One Jamaica Plain resident and a faculty member of the Southern Jamaica Plain's Racial Reconciliation and Healing Project were among seven chosen for the city's Artist-in-Residence program for 2018.
This year is the third year for the program that creates a collaboration between the artists, community members and city employees through projects that examine topics such as racial and social equity, climate change, immigration and income inequality.
"The Boston AIR program brings bold and creative thinking into policy areas of municipal government," said Mayor Martin Walsh via press release. "I've been very impressed with past Boston AIR projects, and I can't wait to see what this next group of artists accomplishes."
Among the seven artists is Jamaica Plain resident Karen Young, who specializes in percussion. Young's passion is for taiko drumming, which she uses to inspire marginalized populations to reclaim their voice, culture, power and a sense of belonging. She is influenced by Japanese-American taiko activists of the 1960's. Young is a member of Genki Spark, a multi-generational, pan-Asian women's arts and advocacy organization that uses taiko drumming, personal stories, creativity to build community, develop leadership and advocate respect for all.
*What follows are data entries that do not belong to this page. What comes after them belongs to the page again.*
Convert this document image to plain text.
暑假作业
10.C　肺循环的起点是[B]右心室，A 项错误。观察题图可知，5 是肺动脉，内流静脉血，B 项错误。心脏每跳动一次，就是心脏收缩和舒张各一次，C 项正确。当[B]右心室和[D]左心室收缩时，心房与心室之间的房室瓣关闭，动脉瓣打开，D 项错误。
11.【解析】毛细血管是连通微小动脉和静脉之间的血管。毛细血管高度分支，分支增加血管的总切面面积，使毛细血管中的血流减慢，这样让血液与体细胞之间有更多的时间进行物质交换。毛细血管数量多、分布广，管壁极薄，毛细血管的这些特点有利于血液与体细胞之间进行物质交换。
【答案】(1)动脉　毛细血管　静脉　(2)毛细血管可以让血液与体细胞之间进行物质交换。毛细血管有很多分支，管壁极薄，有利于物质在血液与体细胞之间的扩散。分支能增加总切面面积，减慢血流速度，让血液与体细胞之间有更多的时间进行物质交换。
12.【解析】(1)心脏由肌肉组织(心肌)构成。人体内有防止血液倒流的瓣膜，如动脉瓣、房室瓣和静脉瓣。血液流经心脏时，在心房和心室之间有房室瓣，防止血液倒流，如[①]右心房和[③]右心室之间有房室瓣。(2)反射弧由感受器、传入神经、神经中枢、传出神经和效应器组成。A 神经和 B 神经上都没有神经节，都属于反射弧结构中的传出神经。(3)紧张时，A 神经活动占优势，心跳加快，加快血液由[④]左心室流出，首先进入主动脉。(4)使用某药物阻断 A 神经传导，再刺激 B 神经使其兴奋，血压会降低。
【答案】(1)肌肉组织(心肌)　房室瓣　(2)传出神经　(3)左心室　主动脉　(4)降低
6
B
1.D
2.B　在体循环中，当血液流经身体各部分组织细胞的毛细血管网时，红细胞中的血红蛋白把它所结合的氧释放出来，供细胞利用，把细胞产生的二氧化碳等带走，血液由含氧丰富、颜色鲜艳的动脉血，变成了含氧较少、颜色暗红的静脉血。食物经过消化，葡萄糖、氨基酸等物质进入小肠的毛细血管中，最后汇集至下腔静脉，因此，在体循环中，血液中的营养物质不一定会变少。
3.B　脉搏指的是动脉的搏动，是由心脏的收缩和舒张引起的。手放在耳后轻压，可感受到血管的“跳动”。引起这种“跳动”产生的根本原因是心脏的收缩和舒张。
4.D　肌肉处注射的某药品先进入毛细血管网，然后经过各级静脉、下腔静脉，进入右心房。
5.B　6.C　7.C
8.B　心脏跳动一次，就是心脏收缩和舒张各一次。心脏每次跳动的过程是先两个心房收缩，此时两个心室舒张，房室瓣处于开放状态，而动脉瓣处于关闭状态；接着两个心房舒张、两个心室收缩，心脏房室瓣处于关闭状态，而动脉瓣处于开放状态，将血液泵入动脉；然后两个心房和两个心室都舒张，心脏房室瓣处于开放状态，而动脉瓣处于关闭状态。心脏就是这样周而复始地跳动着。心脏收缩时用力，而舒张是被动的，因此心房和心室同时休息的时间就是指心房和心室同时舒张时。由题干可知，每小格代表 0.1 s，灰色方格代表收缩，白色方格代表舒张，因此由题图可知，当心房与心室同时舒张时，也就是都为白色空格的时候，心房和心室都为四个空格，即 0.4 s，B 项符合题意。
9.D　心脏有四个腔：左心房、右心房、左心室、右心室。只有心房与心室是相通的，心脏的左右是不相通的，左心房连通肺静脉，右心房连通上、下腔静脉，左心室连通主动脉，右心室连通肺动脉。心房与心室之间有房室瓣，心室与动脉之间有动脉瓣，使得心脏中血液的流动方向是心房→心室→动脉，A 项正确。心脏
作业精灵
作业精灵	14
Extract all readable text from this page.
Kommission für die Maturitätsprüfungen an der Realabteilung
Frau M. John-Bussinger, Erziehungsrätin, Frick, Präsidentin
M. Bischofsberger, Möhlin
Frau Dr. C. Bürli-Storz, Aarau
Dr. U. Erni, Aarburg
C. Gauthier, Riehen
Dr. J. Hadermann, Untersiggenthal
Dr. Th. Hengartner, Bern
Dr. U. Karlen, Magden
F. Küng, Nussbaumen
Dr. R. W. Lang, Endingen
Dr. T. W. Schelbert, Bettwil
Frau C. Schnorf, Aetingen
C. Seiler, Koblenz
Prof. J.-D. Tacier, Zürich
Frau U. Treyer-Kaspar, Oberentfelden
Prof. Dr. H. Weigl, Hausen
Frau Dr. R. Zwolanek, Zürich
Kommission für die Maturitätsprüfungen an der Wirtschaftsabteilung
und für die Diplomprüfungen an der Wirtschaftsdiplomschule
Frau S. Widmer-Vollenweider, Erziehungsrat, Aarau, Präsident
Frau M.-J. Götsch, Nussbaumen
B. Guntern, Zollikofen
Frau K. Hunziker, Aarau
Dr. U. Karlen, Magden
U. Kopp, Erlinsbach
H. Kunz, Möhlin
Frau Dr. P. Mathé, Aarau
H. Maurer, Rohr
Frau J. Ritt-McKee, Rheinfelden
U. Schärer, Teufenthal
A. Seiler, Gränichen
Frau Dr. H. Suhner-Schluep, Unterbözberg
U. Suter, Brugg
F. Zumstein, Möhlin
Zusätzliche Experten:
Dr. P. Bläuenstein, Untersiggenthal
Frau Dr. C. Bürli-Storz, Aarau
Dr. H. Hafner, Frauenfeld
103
Another artist-in-residence has a Jamaica Plain connection, too. D. Farai Williams is a faculty member with Southern Jamaica Plain's Racial Reconciliation and Healing Project. She is the founder and facilitator with Dynamizing Equity (dEQ) and Idjeli Theater Works (ITW). Williams is an artist, theater of the oppressed facilitator, racial equity strategist and cultural organizer. She is a Roxbury resident and is a partner and racial equity strategist with The Disruptive Equity Education Project (DEEP). She is also the core-coordinator for the Network of Immigrants and African Americans Building Solidarity.